Business Standard

SBI back in black after three quarters

- ABHIJIT LELE

State Bank of India (SBI), the country's largest lender, made a profit in the second quarter ended September 2018 after reporting losses in the three previous quarters.

Its net profit in the second quarter stood at ~9.44 billion on higher net interest income and lower provisions for bad loans. When compared to the same quarter in FY18, however, net profit was down by 40.3 per cent.

It had posted net profit of ~15.81 billion in Q2FY18. Tax expenses stood at ~8.67 billion in Q2FY19 as against tax credit of ~7.19 billion in Q2FY18.

It had reported a loss of ~48.75 billion in the first quarter ended June 2018.

SBI Chairman Rajnish Kumar, in a media conference call, said profits would be bigger in future. The bank had to make a mark-tomarket (MTM) provision of ~17 billion for bond portfolios and ~9 billion for gratuity in the second quarter, the chairman added.

“WE ARE IN COMPLETE CONTROL OF THE DEMON CALLED NPA” Rajnish Kumar, SBI chairman

The bank's asset quality profile showed improvemen­t on fall in non-performing assets (NPAs) and enhancemen­t in the provision coverage ratio (PCR) in the second quarter.

"We are in complete control of the demon called NPA," he said. The SBI stock closed 3.45 per cent higher at ~295 per share on the BSE.

Its net interest income (NII), which is revenue minus interest expenses, increased by 12.48 per cent from ~185.86 billion in Q2FY18 to ~209.06 billion in Q2FY19.

The net interest margin (NIM) for domestic operations improved to 2.88 per cent in September 2018 from 2.59 per cent in September 2017. However, it declined by seven basis points sequential­ly due to interest income booked on National Company Law Tribunal resolution­s in Q1FY19.

Other income, comprising revenues from treasury operations, fees, commission­s, etc declined by 41.46 per cent to ~93.75 billion in the second quarter of the current fiscal year from ~160.17 billion in Q2FY18. Other income was down mainly on account of decline in trading income.
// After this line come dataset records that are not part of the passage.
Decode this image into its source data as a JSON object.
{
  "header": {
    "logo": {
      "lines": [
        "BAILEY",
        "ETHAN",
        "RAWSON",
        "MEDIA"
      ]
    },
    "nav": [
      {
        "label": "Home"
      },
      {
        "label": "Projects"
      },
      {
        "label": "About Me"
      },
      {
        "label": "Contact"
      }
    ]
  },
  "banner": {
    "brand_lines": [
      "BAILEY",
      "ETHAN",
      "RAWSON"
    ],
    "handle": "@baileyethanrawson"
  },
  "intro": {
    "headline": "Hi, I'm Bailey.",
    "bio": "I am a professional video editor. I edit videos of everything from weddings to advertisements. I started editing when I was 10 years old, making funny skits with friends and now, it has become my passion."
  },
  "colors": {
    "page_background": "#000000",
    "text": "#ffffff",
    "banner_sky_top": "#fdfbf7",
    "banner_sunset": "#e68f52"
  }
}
Besides trading income, exceptiona­l items influenced the performanc­e.

"SBI reported a profit driven by a healthy margin and oneoff gains of ~15.6 billion from the stake sale in SBI General Life Insurance (gains of ~4.7 billion), and a 26 per cent stake sale in the Merchant Acquiring Business (MAB) to a subsidiary (gains of ~10.9 billion). The bank skipped the regulatory ageing provisioni­ng on Essar Steel's impending resolution. The bank would have reported a heavy loss," said Anand Dama and Shreesh Chandra, analysts at Emkay Global, in a note.

The bank had reported exceptiona­l income of ~54.36 billion because of stake sale in SBI Life in the year-ago quarter.

Net NPAs declined to 4.84 per cent as of September 30, 2018, from 5.29 per cent as of June 30, 2018. Net NPAs stood at 5.43 per cent at the end of September 2017. The provision coverage ratio (PCR), including those for written-off accounts, increased to 70.74 per cent in Q2FY19 from 69.25 per cent as of June 30, 2018. The PCR was 65.11 per cent at the end of September 2017 (Q2FY18).

Its domestic advances registered a growth rate of 11.11 per cent from ~16 trillion in Q2FY18 to ~17.78 trillion as of September 2018. Retail credit, comprising personal loans, agricultur­al loans and lending to small and medium enterprise­s rose by 8.91 per cent to ~10.33 trillion at the end of September 2018. Corporate credit also saw traction with 14 per cent growth (year-on-year) at ~7.45 trillion.

Deposits grew by 7.02 per cent from ~26.23 trillion in September 2017 to ~28.07 trillion at the end of September 2018.

As for capital requiremen­ts, the SBI chairman said the bank had the approval to raise up to ~200 billion.